E alcune delle più giovani possono benissimo presentarsi non come “figlie” delle generazioni più anziane ma come “studentesse”, ad esempio, o come parte di una relazione complessa in cui imparano da loro, resistono loro, o addirittura si distanziano da loro.
La metafora famigliare mi preoccupa perché il femminismo deve pensarsi anche al di là dei termini della famiglia, per cogliere le nuove forme di intimità, le nuove reti di alleanze e i cambiamenti che sono avvenuti nell’idea della parentela e nei ruoli genitoriali.

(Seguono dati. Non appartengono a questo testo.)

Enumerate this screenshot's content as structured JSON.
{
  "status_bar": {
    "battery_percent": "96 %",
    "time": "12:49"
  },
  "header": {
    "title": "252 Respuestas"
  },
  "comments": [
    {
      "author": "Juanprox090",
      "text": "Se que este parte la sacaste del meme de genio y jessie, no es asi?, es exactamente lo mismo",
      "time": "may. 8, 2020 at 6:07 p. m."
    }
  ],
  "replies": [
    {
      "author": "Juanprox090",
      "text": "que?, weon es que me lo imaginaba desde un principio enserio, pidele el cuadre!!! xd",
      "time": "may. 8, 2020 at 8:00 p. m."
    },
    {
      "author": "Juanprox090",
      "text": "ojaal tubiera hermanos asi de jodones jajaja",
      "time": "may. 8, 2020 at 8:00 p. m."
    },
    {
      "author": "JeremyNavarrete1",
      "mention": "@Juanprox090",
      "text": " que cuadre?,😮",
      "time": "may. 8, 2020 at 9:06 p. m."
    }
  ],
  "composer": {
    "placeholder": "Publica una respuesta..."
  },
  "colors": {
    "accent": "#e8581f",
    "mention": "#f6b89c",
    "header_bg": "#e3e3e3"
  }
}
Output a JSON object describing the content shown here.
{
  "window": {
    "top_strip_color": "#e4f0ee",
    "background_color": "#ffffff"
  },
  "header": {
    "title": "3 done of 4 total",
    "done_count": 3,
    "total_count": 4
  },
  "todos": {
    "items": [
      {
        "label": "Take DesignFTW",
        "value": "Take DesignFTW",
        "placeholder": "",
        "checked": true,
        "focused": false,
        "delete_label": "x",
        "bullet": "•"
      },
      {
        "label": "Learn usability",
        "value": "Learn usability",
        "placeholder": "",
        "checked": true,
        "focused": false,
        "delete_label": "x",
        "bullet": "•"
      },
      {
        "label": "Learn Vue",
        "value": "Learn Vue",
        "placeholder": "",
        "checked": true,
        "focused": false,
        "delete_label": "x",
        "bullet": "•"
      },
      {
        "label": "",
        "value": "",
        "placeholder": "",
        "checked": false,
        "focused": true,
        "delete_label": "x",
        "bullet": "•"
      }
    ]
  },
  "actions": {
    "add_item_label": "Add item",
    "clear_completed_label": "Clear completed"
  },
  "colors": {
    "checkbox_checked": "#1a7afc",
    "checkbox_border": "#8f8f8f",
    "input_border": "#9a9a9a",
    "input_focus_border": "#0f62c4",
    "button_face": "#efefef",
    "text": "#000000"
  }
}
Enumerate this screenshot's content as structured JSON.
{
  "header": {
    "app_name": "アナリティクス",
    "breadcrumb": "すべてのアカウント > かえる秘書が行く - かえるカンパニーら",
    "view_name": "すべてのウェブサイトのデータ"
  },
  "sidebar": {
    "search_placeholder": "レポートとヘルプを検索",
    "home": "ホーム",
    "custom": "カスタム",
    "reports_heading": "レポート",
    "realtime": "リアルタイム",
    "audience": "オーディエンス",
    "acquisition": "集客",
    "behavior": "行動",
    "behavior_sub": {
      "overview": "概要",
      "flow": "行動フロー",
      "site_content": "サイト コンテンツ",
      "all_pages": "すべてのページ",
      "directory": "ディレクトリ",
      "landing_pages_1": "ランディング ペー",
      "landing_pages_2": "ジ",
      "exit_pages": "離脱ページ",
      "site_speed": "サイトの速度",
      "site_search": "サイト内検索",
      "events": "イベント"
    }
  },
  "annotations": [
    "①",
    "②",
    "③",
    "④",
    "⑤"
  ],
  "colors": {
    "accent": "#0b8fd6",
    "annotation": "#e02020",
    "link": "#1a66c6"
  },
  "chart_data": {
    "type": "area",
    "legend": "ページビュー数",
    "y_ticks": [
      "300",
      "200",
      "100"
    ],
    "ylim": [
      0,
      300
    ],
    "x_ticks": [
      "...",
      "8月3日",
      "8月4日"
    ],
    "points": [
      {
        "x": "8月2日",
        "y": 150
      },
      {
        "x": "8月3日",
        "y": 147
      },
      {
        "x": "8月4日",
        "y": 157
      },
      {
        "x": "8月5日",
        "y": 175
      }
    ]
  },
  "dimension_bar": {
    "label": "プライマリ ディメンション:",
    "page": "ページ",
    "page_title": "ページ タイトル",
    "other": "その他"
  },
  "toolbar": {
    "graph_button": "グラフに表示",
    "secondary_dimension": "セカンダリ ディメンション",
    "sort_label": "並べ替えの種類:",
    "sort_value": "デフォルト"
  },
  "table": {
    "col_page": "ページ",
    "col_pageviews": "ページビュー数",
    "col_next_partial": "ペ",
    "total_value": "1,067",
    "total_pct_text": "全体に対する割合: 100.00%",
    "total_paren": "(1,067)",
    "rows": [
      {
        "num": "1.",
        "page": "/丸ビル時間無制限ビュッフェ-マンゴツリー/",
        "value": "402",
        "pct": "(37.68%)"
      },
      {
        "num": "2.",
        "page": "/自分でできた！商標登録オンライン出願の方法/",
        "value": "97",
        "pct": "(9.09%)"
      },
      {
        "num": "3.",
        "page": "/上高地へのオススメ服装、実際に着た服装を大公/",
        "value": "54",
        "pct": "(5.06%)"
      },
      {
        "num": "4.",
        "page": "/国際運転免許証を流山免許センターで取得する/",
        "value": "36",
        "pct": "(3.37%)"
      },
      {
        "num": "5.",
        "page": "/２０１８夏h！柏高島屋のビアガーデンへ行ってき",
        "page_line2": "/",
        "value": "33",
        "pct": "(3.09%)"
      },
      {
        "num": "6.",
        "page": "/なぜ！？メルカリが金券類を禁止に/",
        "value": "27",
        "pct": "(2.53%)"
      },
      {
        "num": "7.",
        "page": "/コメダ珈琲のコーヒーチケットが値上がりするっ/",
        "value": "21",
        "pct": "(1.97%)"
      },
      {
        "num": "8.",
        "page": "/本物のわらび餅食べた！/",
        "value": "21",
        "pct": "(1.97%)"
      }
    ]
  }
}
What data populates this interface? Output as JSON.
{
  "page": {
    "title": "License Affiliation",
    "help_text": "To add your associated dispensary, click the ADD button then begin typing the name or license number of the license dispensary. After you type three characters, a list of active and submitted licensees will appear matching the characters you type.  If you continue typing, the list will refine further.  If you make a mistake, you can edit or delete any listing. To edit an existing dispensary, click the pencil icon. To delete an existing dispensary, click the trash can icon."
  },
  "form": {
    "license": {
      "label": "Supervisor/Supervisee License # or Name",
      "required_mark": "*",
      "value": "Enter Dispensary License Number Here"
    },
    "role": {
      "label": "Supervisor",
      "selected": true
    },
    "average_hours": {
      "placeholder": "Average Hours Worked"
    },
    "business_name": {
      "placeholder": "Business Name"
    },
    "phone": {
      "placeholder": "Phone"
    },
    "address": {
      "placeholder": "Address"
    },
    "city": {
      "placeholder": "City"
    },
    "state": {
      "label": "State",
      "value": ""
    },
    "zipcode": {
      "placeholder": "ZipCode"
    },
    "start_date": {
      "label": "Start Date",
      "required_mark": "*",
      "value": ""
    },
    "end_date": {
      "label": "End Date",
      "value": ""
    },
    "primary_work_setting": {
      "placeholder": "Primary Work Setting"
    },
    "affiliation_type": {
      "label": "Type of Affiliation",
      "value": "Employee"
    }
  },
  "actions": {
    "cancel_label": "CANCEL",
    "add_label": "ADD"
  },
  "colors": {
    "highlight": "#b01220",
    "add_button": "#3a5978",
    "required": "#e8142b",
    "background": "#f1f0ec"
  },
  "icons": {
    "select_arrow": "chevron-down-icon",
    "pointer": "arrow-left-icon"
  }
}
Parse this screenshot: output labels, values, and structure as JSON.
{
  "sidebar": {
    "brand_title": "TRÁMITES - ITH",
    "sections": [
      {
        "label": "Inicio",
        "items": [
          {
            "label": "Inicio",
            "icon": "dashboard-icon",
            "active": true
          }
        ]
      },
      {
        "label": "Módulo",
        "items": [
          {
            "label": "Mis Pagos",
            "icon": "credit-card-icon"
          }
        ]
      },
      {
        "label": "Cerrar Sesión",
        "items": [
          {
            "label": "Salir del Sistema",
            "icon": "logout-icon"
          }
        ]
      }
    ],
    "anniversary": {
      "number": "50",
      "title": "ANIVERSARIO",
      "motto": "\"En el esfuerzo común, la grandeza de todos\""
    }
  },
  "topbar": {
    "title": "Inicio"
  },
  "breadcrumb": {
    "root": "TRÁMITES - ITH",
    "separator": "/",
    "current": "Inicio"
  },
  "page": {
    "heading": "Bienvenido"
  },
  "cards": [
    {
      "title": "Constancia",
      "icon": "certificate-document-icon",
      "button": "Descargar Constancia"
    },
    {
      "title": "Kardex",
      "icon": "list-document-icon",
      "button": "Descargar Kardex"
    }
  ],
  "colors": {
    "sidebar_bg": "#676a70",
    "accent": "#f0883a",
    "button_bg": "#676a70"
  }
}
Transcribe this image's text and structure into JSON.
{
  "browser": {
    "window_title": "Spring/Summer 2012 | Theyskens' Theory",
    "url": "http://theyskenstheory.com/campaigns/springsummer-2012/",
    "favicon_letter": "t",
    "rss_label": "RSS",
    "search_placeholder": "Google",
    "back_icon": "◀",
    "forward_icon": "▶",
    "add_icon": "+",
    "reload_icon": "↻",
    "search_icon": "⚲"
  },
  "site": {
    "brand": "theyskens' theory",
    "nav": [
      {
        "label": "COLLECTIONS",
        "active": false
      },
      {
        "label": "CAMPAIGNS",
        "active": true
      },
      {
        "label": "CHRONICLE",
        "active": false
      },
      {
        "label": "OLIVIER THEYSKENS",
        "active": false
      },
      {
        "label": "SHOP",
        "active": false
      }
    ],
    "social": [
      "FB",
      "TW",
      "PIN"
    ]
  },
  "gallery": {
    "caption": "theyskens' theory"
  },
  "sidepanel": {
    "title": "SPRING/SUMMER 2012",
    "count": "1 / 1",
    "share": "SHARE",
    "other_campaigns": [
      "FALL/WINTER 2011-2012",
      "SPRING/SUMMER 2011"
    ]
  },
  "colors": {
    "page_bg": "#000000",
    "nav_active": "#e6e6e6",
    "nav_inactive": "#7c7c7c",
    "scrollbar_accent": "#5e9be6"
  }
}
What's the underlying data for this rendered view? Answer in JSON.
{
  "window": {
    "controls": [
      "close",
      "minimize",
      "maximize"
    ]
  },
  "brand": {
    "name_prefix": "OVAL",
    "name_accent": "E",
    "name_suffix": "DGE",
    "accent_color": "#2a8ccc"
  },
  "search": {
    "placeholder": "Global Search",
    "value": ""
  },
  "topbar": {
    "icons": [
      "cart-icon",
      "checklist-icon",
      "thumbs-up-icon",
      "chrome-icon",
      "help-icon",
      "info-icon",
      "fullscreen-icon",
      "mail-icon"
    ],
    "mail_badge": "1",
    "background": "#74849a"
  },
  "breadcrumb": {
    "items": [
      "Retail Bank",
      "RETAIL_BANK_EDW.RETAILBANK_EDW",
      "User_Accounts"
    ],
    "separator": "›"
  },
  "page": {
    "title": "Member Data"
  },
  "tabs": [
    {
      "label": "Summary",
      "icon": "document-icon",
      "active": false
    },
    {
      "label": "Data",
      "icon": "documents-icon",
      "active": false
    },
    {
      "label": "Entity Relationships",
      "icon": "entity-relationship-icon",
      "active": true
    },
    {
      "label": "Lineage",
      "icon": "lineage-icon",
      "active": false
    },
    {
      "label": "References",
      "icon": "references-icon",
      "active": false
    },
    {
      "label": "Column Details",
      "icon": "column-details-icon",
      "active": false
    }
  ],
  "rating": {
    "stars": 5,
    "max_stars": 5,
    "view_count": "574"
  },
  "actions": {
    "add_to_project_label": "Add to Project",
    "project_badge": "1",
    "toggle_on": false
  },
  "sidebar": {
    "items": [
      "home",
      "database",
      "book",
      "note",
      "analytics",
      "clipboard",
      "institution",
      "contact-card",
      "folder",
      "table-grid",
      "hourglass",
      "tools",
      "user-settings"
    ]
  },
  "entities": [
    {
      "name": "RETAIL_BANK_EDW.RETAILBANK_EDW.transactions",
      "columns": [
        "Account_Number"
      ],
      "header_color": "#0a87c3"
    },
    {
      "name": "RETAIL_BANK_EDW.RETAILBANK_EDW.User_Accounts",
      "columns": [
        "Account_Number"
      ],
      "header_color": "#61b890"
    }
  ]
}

A dire la verità, aspetto con ansia un pensiero sulle nuove forme di parentela che non siano solo quelle tra madri e figlie.
Le donne devono esistere in spazi e in relazioni che non siano completamente circoscritte dalla famiglia. Questa è la libertà delle donne. Se ricorriamo alla struttura famigliare per comprendere i legami tra donne ricostruiamo la famiglia come luogo proprio delle donne.”
(da “Il genere tra neoliberismo e neo fondamentalismo”, a cura di Federico Zappino, Ombre corte 2016)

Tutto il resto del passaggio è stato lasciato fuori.